Without the office and the commute, remote workers have a difficult time maintaining a work-life balance. They float in the in-between, suspended by Slack chat rooms and email inboxes.
With the Office Now at Home, How Can Workers Separate the Two?
The first obvious solution is to reinstate your commute hours. This means carving out a specific slot of time before and after work, approximately one hour. During this time, you focus on an activity that shifts your mental state. Think exercising, meditating, journaling, or listening to podcasts. Any activity that puts you in a frame of mind that differs from the one you’re in while at work.
These activities would give you ample time to mentally anticipate getting to work and let you unwind once the workday settles down.
If you’re reading this and going, “Yeah, thanks but no thanks I’m going to sleep in,” fret not.
There are more solutions.

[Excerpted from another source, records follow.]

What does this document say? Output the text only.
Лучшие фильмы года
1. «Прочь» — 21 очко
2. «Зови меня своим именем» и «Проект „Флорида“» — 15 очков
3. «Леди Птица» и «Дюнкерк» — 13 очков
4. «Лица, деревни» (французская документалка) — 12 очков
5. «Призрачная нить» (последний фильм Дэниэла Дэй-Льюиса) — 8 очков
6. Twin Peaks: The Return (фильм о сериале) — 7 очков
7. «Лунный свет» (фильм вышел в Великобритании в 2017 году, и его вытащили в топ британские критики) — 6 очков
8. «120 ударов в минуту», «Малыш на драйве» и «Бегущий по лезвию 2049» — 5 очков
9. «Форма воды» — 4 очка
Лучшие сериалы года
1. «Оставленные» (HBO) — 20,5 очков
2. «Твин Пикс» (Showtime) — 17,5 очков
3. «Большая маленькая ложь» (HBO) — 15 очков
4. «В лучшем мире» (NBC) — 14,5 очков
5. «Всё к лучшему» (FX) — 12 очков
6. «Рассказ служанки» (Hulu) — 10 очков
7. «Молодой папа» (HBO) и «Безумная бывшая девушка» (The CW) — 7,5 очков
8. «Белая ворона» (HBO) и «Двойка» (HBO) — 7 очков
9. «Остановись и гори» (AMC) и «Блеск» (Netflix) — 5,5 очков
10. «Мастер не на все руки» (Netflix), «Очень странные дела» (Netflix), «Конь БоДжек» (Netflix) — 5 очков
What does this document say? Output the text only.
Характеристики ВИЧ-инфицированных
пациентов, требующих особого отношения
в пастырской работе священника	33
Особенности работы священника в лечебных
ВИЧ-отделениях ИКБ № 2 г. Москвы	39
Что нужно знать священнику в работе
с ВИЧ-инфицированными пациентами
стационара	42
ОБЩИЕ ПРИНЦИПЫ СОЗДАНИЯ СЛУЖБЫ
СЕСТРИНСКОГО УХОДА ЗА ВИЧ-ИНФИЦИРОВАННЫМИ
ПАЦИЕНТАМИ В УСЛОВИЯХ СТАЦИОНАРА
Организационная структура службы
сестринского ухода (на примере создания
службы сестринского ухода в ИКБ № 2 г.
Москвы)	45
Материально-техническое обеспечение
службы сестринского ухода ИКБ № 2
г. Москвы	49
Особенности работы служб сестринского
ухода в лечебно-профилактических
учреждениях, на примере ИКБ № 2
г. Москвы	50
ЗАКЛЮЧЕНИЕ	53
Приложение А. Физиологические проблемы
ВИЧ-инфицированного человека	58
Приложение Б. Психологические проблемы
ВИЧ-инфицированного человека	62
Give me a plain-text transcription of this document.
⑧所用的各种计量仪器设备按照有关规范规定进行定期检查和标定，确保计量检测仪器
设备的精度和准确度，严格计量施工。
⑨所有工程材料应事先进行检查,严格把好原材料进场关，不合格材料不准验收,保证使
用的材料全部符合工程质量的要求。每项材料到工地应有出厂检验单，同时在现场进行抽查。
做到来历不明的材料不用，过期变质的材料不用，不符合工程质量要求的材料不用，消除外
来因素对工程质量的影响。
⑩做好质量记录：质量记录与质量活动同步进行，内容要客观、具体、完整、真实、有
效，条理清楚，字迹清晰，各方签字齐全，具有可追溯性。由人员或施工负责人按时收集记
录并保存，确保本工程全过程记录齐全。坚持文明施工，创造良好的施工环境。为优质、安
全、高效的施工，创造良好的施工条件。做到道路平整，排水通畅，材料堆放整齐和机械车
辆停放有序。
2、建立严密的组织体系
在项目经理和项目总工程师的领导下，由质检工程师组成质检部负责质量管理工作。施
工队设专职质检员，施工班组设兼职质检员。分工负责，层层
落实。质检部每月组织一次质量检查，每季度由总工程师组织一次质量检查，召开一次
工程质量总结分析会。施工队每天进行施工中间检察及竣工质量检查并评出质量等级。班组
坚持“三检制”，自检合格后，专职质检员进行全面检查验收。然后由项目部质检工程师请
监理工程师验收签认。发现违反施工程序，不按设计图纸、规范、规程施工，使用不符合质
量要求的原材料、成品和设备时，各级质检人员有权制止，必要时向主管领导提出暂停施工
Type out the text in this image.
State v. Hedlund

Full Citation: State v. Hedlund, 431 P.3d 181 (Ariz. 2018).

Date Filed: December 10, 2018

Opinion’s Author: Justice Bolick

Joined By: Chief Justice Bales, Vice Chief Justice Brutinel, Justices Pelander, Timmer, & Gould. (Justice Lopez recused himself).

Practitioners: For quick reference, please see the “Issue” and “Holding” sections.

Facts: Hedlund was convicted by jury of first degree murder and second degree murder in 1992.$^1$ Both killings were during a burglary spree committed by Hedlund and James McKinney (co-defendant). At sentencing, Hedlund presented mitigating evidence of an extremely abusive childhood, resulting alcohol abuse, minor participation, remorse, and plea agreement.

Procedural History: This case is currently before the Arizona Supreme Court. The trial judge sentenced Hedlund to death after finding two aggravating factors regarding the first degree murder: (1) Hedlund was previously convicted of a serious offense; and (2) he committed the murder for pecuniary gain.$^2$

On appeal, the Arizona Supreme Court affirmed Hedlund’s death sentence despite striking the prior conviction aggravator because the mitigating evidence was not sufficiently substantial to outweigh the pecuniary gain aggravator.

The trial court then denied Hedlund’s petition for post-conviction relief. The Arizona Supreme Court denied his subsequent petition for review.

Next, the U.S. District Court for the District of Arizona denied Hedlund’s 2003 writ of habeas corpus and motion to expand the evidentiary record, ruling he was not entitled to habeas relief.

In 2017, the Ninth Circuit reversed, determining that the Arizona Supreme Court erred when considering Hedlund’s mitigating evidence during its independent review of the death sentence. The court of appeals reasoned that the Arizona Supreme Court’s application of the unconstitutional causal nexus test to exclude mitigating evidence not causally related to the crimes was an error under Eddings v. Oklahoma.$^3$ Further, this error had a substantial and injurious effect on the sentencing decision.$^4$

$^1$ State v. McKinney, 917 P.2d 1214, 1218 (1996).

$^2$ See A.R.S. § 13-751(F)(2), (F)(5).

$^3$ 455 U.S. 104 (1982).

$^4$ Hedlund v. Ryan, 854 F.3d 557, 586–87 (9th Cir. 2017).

Read onwards.
Do Remote Work Tools That Provide Context Switching Exist?
The issue is that the current mainstream WFH tools don’t allow for a transition to signify the beginning or end of the workday. An icon might go from “Do Not Disturb” to “Available,” but it can be vague and at times not accurate.
And obviously, these tools don’t have commutes. Unless you count the walk from your bed to your desk.
These tools aren’t a metaverse, meaning it’s not a virtual shared space. Co-workers can’t see each other as they go through their workday unless on a designated video call. They’re unsure when their peers have started if they’re available, and whether they’ve clocked out for the day.
These remote tools create digital landscapes that are vague and alienating. Without a clear home base where a team can all check-in, the lines between work and home are blurred.
Having a Virtual HQ Helps Make the Office Feel Distinct From Home Again
Yes, the commute to the office had its advantages. But waiting for COVID to vanish so commutes can begin again isn’t a viable option. The solution isn’t commuting. It’s having the right tool for remote teams so they can define their workday.
To make the office feel distinct from home once again, Branch is creating a virtual HQ for remote teams. When you open up Branch, your avatar shows up, signifying to everyone that you’ve “arrived” to work. It’s the equivalent of the commute to the office, no smelly transportation required.
With your avatar hanging at its digital desk, your coworkers are fully aware of your presence. Best of all, they can run right up to you and have conversations in live-time. Branch hums in the background, meaning you can be on all-day without feeling fatigued or “always on.”
When you leave Branch and close your laptop, it’s parallel to leaving the office. The line is clearly drawn at when work begins, and when it ends.